Тут я ему все выложил на радостях — как теперь понимаю личную жизнь.
Прежде всего помнить твердо: ошибки всегда и во всем бывают, они лучшая школа, а не трагедия. Раз. Личную жизнь строй по своей работе, а не работу по личной жизни. Тогда будет соблюдено душевное равновесие. Два.
И самое существенное: любовь ничего, кроме любви, не дает, то есть — человека не меняет и воедино двух никогда не сливает: два — всегда два, две головы — два мира. Потому зря не мечтай — мой, моя. Быть этого не может. Раз так — значит, как можно яснее — раздельность — равенство. С первого дня. Тогда меньшая вероятность ошибок. Единое — это только в чувстве любви, в детях. Три.
А в-четвертых — жена не мешок, тащить ее незачем — сама с ногами. Муж не лошадь — без хомута может идти в паре.
Хорошее есть таким отношениям слово — товарищеское. Определяет оно личную свободу и идейную связанность, разделенность усилий и общность воль, свободную соподчиненность, но отнюдь не свободу подчинения.
Но муж и жена — нужно это дело бросить (дрянные слова, ничего нашему уху не говорящие), а товарищи. В этом слове — все, и прежде всего наличие двух людей, обязанных во всем лишь самым себе, а потому уважающих друг друга.
Черт его знает, может, я не так говорю, не теми словами, самого главного не сказал и сказать, пожалуй, не сумею. Потому что, в конце концов, не в рассуждениях дело, а в нас самих, в том, кто мы, из какого теста — каких устремлений люди.
Ведь вот Тесьминов со всем этим согласился — но тут же сознался, что принять это, воплотить в действие, осознать в себе как непреложное не может. Опять та же испытанная, твердая как сталь классовая предпосылка. Против рожна не попрешь — головным не проживешь.
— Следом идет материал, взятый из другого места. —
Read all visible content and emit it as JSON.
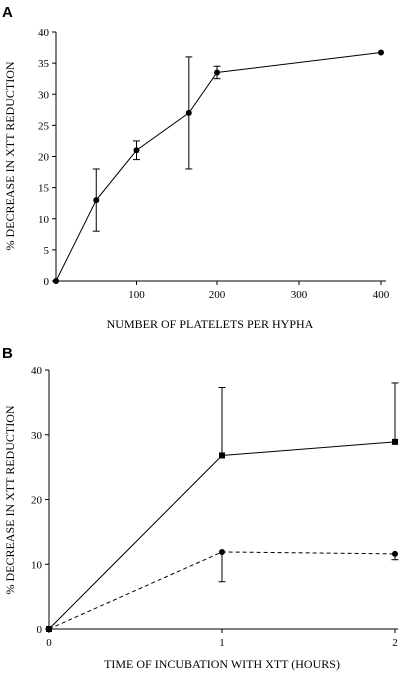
{
  "chart_data": [
    {
      "panel": "A",
      "type": "line",
      "xlabel": "NUMBER OF PLATELETS PER HYPHA",
      "ylabel": "% DECREASE IN XTT REDUCTION",
      "ylim": [
        0,
        40
      ],
      "y_ticks": [
        0,
        5,
        10,
        15,
        20,
        25,
        30,
        35,
        40
      ],
      "x_ticks": [
        100,
        200,
        300,
        400
      ],
      "grid": false,
      "series": [
        {
          "marker": "circle",
          "line_style": "solid",
          "points": [
            {
              "x": 0,
              "y": 0
            },
            {
              "x": 50,
              "y": 13,
              "err": 5
            },
            {
              "x": 100,
              "y": 21,
              "err": 1.5
            },
            {
              "x": 165,
              "y": 27,
              "err": 9
            },
            {
              "x": 200,
              "y": 33.5,
              "err": 1
            },
            {
              "x": 400,
              "y": 36.7
            }
          ]
        }
      ]
    },
    {
      "panel": "B",
      "type": "line",
      "xlabel": "TIME OF INCUBATION WITH XTT (HOURS)",
      "ylabel": "% DECREASE IN XTT REDUCTION",
      "ylim": [
        0,
        40
      ],
      "y_ticks": [
        0,
        10,
        20,
        30,
        40
      ],
      "x_ticks": [
        0,
        1,
        2
      ],
      "grid": false,
      "series": [
        {
          "marker": "square",
          "line_style": "solid",
          "points": [
            {
              "x": 0,
              "y": 0
            },
            {
              "x": 1,
              "y": 26.8,
              "err_upper": 10.5
            },
            {
              "x": 2,
              "y": 28.9,
              "err_upper": 9.1
            }
          ]
        },
        {
          "marker": "circle",
          "line_style": "dashed",
          "points": [
            {
              "x": 0,
              "y": 0
            },
            {
              "x": 1,
              "y": 11.9,
              "err_lower": 4.6
            },
            {
              "x": 2,
              "y": 11.6,
              "err_lower": 0.9
            }
          ]
        }
      ]
    }
  ]
}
И вот — тут-то я с тобой поспорю — не хуже он нас, а другой — разумом чует нашу правду, а ногами врос в прошлое. В этом его разлад, разрыв — ни в тех, ни в других. Как большинство старой интеллигенции. «И колется, и хочется, и мамаша не велит». Да к тому же из этого ему не вытряхнуться нипочем. Что бы он ни делал,— «взлеты воображения», оторванность реальности.
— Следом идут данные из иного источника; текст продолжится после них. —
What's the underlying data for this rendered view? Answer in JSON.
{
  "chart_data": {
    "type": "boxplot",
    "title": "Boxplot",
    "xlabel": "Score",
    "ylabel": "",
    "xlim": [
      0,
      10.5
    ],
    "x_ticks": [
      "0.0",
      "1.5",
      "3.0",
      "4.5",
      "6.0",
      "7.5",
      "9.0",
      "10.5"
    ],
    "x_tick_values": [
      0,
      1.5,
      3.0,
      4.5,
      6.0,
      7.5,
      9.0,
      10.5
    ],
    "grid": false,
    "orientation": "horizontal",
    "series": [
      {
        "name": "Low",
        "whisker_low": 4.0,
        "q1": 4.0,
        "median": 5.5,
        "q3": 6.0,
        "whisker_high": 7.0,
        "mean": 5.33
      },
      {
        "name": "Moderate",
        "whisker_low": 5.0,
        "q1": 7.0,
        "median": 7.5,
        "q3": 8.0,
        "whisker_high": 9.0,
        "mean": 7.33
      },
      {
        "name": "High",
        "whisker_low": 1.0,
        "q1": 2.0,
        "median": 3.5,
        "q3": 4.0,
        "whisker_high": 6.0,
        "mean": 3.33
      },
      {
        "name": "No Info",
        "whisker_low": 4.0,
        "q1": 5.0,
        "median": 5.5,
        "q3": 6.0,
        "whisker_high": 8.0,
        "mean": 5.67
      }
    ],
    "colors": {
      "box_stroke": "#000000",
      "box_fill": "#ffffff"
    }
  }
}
Я Ольгиной так и сказал на прощание:
— Будьте тверды, товарищ, в основном, в себе самой.
Так-то вот, братишка, узнал и я отдых и любовь. Теперь опять за дело.
Будь здоров.
ЖдановXLIНадежда Ивановна Ольгина — Николаю Васильевичу Тесьминову в Хараксы
Москва, 27 июня
Только сегодня подумала, что скоро, наверно, получу от Вас письмо, как, придя домой, нашла его уже на столе.
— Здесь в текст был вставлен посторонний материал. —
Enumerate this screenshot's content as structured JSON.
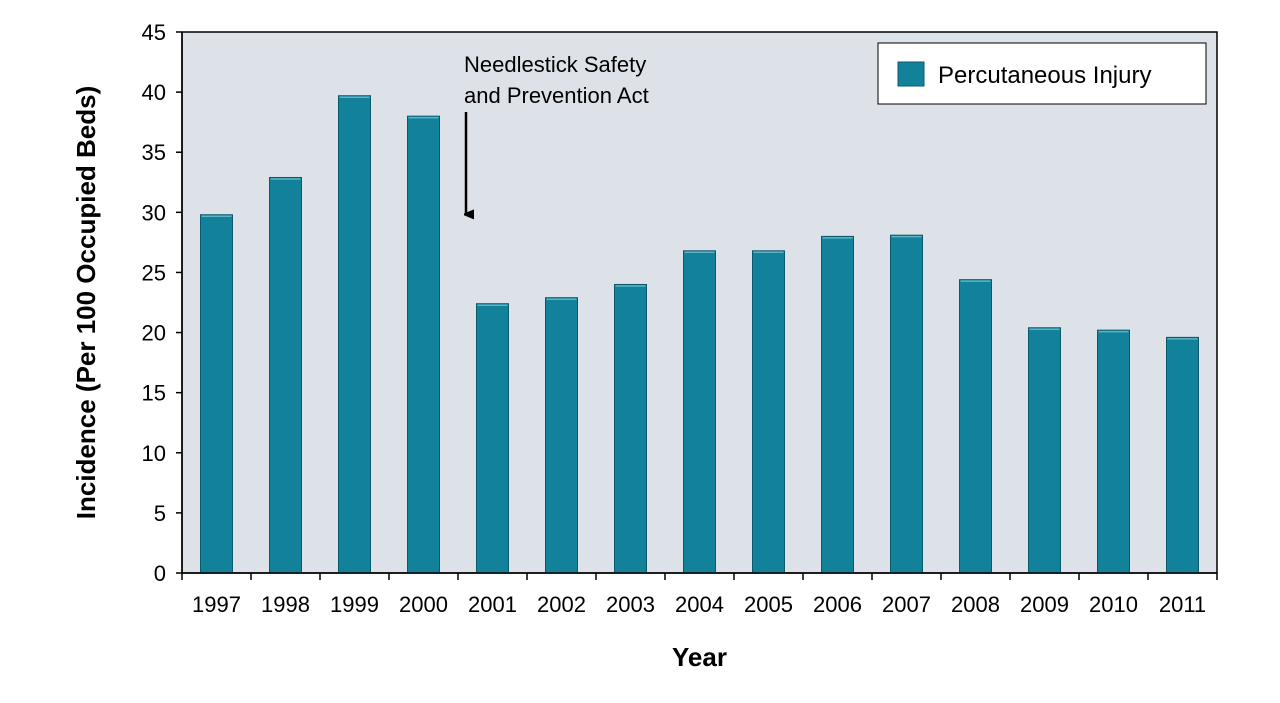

Какое большое письмо и какой бред! Простите мне, Николай Васильевич, это слово, но оно к месту. Другого не подберу. Ваше письмо искренне — я знаю, но Вы ни разу не задумались над тем, что пишете. В Вас говорит только чувство. А я слишком реальна, да уж и не так молода, чтобы не знать, как безответственны наши чувства, если они не подчинены разуму.